Tuesday, October 2, 2007

Korean Exports Surged In September

South Korea's industrial production rose more than expected in August, while September exports surged to record levels on a daily basis, showing that the economy continues its healthy growth despite the U.S. subprime-mortgage crisis.


Other data released Monday were also mostly robust, with the leading economic indicator up in August, along with private spending and business investment, although corporate sentiment was down a touch from its long-term highs.

"We expect buoyant growth and high headline inflation to reinforce the Bank of Korea's tightening bias," ING analysts said in a note to investors, predicting a rate hike in the first quarter. Consumer price data are due Tuesday.

Industrial output rose a seasonally adjusted 0.8% in August from July, the National Statistical Office said. Production slowed from the prior month's 2.0% gain but beat the 0.3% rise forecast by economists.
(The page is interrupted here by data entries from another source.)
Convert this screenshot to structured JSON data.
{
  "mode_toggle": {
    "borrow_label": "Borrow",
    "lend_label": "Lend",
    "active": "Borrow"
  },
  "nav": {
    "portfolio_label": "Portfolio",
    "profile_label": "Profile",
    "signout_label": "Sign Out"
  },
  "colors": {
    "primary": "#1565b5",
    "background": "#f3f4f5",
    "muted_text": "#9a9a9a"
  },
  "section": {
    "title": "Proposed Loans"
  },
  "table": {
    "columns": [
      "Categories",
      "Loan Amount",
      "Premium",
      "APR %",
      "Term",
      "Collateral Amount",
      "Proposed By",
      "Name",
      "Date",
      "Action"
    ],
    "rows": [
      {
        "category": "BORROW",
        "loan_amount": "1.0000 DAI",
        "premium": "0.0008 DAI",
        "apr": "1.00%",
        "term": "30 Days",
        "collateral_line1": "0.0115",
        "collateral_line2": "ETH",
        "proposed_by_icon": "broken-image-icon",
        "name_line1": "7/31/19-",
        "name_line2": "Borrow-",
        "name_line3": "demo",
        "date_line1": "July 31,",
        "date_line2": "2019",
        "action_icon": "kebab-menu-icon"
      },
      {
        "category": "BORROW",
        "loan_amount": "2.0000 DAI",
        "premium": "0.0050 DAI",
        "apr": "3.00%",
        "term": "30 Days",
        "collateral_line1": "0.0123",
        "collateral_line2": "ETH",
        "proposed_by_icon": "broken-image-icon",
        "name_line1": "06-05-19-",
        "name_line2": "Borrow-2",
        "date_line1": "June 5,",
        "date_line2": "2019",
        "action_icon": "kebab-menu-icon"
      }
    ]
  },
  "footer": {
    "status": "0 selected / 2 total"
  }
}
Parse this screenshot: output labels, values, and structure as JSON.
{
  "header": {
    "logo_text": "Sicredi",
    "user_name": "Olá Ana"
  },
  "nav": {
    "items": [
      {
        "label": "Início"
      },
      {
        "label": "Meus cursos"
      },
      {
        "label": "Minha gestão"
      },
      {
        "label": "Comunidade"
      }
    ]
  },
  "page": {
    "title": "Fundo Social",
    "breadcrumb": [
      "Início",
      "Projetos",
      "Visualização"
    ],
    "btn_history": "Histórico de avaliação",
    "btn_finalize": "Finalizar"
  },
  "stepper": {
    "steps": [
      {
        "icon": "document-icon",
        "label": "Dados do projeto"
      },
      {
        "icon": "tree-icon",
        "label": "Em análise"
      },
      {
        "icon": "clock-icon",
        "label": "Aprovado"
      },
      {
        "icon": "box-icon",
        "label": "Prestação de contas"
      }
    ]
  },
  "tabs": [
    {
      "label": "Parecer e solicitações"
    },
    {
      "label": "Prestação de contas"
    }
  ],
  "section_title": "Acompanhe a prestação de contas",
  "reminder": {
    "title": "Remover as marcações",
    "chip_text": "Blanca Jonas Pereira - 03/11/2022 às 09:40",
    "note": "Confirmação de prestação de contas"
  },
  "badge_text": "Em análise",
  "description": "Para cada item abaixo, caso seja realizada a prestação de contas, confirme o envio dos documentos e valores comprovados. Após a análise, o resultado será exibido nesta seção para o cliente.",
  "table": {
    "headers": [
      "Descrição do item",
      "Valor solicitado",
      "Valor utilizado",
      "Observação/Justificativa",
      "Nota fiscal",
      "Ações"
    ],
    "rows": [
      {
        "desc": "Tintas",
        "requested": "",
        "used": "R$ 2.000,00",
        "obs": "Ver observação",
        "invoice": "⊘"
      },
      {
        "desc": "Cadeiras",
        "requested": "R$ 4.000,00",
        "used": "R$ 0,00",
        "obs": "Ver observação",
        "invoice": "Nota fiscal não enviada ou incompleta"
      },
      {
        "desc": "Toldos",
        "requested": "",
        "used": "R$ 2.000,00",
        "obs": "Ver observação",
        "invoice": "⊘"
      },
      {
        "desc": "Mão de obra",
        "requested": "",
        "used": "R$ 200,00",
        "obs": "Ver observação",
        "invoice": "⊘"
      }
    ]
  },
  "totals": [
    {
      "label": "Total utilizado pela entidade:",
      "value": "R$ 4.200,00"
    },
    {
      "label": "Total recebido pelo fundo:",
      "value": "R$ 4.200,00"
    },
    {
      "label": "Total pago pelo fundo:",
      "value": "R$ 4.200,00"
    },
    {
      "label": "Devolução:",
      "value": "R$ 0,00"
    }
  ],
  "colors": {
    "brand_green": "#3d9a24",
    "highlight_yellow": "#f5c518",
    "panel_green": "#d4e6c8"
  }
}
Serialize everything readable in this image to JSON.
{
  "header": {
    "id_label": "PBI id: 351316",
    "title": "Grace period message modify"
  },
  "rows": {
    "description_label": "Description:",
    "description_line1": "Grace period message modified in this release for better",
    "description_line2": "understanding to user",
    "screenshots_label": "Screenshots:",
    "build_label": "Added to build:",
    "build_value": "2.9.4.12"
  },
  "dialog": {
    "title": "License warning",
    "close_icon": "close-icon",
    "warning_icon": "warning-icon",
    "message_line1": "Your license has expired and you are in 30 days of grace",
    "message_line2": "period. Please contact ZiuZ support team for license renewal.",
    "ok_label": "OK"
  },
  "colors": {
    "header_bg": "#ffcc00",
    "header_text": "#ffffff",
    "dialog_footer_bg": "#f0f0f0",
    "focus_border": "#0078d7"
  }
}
Output was up 11.2% in August from a year earlier, below July's 14.3% gain but above the forecast 10.6% rise.

The solid output growth was helped by strong exports in semiconductors and liquid-display devices.

"Industrial production recorded a fifth consecutive month of month-on-month growth, which showed that the economy is on a robust growth momentum," said economist David Kim at Woori Investment & Securities.

Korea's exports fell on year in September for the first time in more than five years, but analysts largely dismissed the decline, which resulted from the loss of four working days for Korea's Chusok holiday. The holiday was in October last year.

Exports were down 0.4% to a preliminary $29.55 billion but averaged a record $1.52 billion a day, up 20% on year, the Ministry of Commerce, Industry and Energy said. Imports fell 2.1% to $27.06 billion for a trade surplus of $2.49 billion, well above the $1.89 billion economists had forecast and above the August surplus of $1.42 billion.

Trade Surplus On Track to Meet Full-Year Target

Korea's financial markets shrugged off the Chusok wobble, with the Korea Composite Stock Price Index rising 0.8% to a two-month high of 1962.67 and the won pressing to 10-year highs, with the dollar falling to KRW913.70 from Friday's KRW915.10. The benchmark five-year government bond yield rose 1 basis point to 5.53%.

The leading index, indicating how the Korean economy will do in the coming months, rose in August, with the 12-month moving average accelerating to a 6.4% on-year rise from July's 6.0%.

The consumer goods sales index rose a seasonally adjusted 0.6% in August from July, slowing from 1.6% the prior month. Sales were up 7.1% on year, compared with July's 9.8% increase. Capital investment rose 1.7% on year in August, picking up from a 1.0% gain in July on investments in the auto and transportation sectors.

The Chusok effect is set to knock September's industrial output data "drastically," but if the September-October performance averages an 8% gain, "the economy would be keeping to its healthy pace of growth," said Kim Jong-Su, an economist at NH Investment & Securities.

Similarly, the government expects export growth to rebound sharply in October, possibly more than 20% on year, said Oh Jung-Kyu, director-general for trade and investment promotion at the Commerce Ministry.

Korea's trade surplus, at $12.63 billion for January-September, can still easily meet the government's full-year target of $15 billion, Oh told a news briefing.

But Korea's export-dependent economy isn't immune from overseas conditions, which caused business sentiment for October to tick down from September's 17-month high.

The Bank of Korea's manufacturers' outlook index edged down to 94 from September's 95, weighed by the stronger won, a fall in the prices of semiconductors - a key export - and rising oil and raw-material costs.

The index stayed below the benchmark 100 level, where it has been since January 2003, indicating more respondents think business conditions will worsen than improve.

But an index for nonmanufacturing firms rose to 91 from 89, despite tougher competition and a slow recovery in domestic demand, the central bank said.